Notably, what’s not mentioned in this document, nor the many other leading protocols reviewed in this research series, is carbon. Until effective new technologies like Soil In Formation’s new probes are widely available and field-tested around the world, trading of carbon credits will remain stagnant and risky, mired in faulty economics.
Where to Start
SAI’s framework starts the development of an implementation plan with an environmental and productivity risk assessment. A farm’s trusted advisor and/or agronomist is engaged to co-create a plan to achieve outcomes in at least 2/10 areas for measurement, reporting and validation (MRV) of continuous improvement:
Maximize soil organic carbon content
Minimize soil erosion from water and wind
Optimize infiltration
Optimize available water holding capacity
Optimize water use
Minimize water pollution
Maintain and enhance on-farm biodiversity
Protect on-farm habitat
Minimize greenhouse gas emissions
Maximize carbon sequestration
Each area is considered and scored for the frequency and severity of risk associated with the farm’s current production system. Some measurements are provided to help quantify the degree of each impact, in order to translate risks into priorities.
What to Do
Within the current context of an individual farm, the implementation plan will strategize new practice adoption to have the greatest impact in terms of measurable outcomes. For example, consider the case of:
A medium-sized commercial grain farm in the Red River Valley region of North America,
Producing corn, soybeans, wheat and canola in rotation,
Using tillage-based land management,
Taking yield-centric retail crop input recommendations.

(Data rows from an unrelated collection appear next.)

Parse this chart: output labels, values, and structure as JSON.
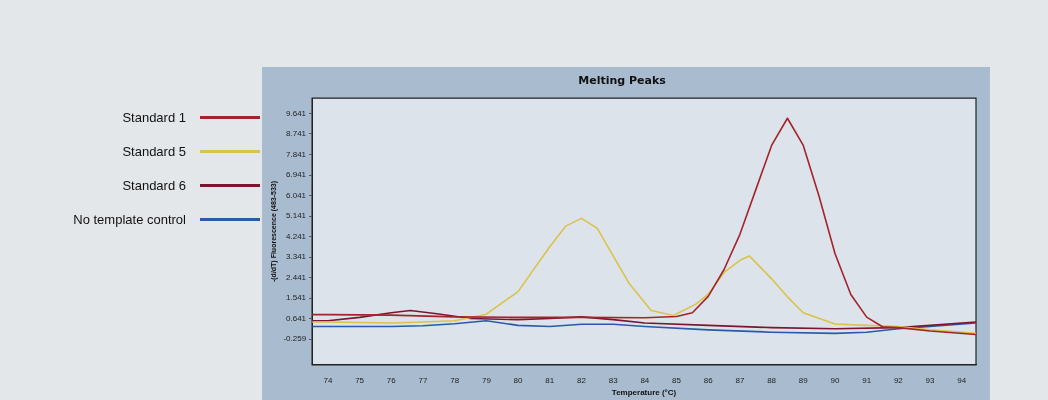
{
  "chart_data": {
    "type": "line",
    "title": "Melting Peaks",
    "xlabel": "Temperature (°C)",
    "ylabel": "-(d/dT) Fluorescence (483-533)",
    "xlim": [
      73.5,
      94.45
    ],
    "ylim": [
      -1.38,
      10.31
    ],
    "xticks": [
      74,
      75,
      76,
      77,
      78,
      79,
      80,
      81,
      82,
      83,
      84,
      85,
      86,
      87,
      88,
      89,
      90,
      91,
      92,
      93,
      94
    ],
    "yticks": [
      -0.259,
      0.641,
      1.541,
      2.441,
      3.341,
      4.241,
      5.141,
      6.041,
      6.941,
      7.841,
      8.741,
      9.641
    ],
    "legend": "left",
    "marker": "none",
    "series": [
      {
        "name": "Standard 1",
        "color": "#a5232b",
        "x": [
          73.5,
          74,
          76,
          78,
          80,
          82,
          84,
          85,
          85.5,
          86,
          86.5,
          87,
          87.5,
          88,
          88.5,
          89,
          89.5,
          90,
          90.5,
          91,
          91.5,
          92,
          93,
          94.45
        ],
        "values": [
          0.82,
          0.82,
          0.8,
          0.72,
          0.7,
          0.7,
          0.68,
          0.74,
          0.9,
          1.62,
          2.8,
          4.34,
          6.29,
          8.24,
          9.43,
          8.24,
          6.0,
          3.5,
          1.7,
          0.71,
          0.29,
          0.25,
          0.1,
          -0.05
        ]
      },
      {
        "name": "Standard 5",
        "color": "#d9c34a",
        "x": [
          73.5,
          74,
          76,
          77,
          78,
          79,
          80,
          81,
          81.5,
          82,
          82.5,
          83,
          83.5,
          84.2,
          84.9,
          85.6,
          86,
          86.5,
          87,
          87.3,
          88,
          88.5,
          89,
          90,
          91,
          92,
          93,
          94.45
        ],
        "values": [
          0.5,
          0.5,
          0.45,
          0.5,
          0.55,
          0.84,
          1.83,
          3.8,
          4.7,
          5.04,
          4.6,
          3.4,
          2.2,
          1.0,
          0.78,
          1.27,
          1.72,
          2.67,
          3.2,
          3.39,
          2.39,
          1.6,
          0.9,
          0.41,
          0.35,
          0.3,
          0.15,
          0.0
        ]
      },
      {
        "name": "Standard 6",
        "color": "#7b1530",
        "x": [
          73.5,
          74,
          75,
          76,
          76.6,
          77.5,
          78.5,
          80,
          81,
          82,
          83,
          84,
          86,
          88,
          90,
          92,
          93,
          94.45
        ],
        "values": [
          0.55,
          0.55,
          0.7,
          0.9,
          1.0,
          0.85,
          0.65,
          0.6,
          0.65,
          0.72,
          0.6,
          0.45,
          0.35,
          0.25,
          0.2,
          0.25,
          0.35,
          0.5
        ]
      },
      {
        "name": "No template control",
        "color": "#2a5aa8",
        "x": [
          73.5,
          74,
          76,
          77,
          78,
          79,
          80,
          81,
          82,
          83,
          84,
          86,
          88,
          90,
          91,
          92,
          93,
          94.45
        ],
        "values": [
          0.3,
          0.3,
          0.3,
          0.33,
          0.42,
          0.55,
          0.35,
          0.3,
          0.4,
          0.4,
          0.3,
          0.15,
          0.05,
          0.0,
          0.05,
          0.2,
          0.3,
          0.45
        ]
      }
    ]
  }
}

What we already know from the priority-setting work of big food brands aiming to reduce the Scope 3 emissions throughout their supply sheds, nitrogen fertilizer in the production of primary crop ingredients represents upwards of 80% of their footprint. As a farm selling into food supply chains, this is an obvious risk, especially if the farm hasn’t been soil testing to discern its fields’ actual nitrogen requirements.
Options for reducing nitrogen fertilizer use are several, but an interesting one that ticks another box – biodiversity – is incorporating new crops into the rotation like more legumes and lower-input crops. Their yields may be lower but production costs are too, and the future score of a low-N crop rotation in regenerative protocols will be exponentially higher.
It’s important to keep crops’ relative return on investment (ROI) in perspective, and to calculate costs and returns honestly and thoroughly. Too many decisions are still being made based on what other farmers are applying, what the sales rep is pushing, or even whatever the farm did last year – all classic instances of: what got us here, won’t get us there.
Switching up the rotation might be enough in the first year for a beginning farm, since it will take new work to find seed, markets, insurance and crop protection options, etc. It should be enough for the market too, because come year 2, the agronomist or another auditor will be able to demonstrate an increase in biodiversity and a reduction in greenhouse gas emissions.
Why Not?
The only answer that remains right now is habit. The economics of grain production continue to shift with government program payments, new market incentives, and evolving commodity spreads, towards negative returns in the medium to long-term for traditional industrial crop rotations.
Already the economics over four years of a slightly more diverse crop rotation are comparable, thanks to the step-wise increases in seed and crop protection costs with yields. When long-term ROI and the reduced risk of lower-input crop options are appropriately considered, together with government payments, there is no cost to change rotations in most cases today.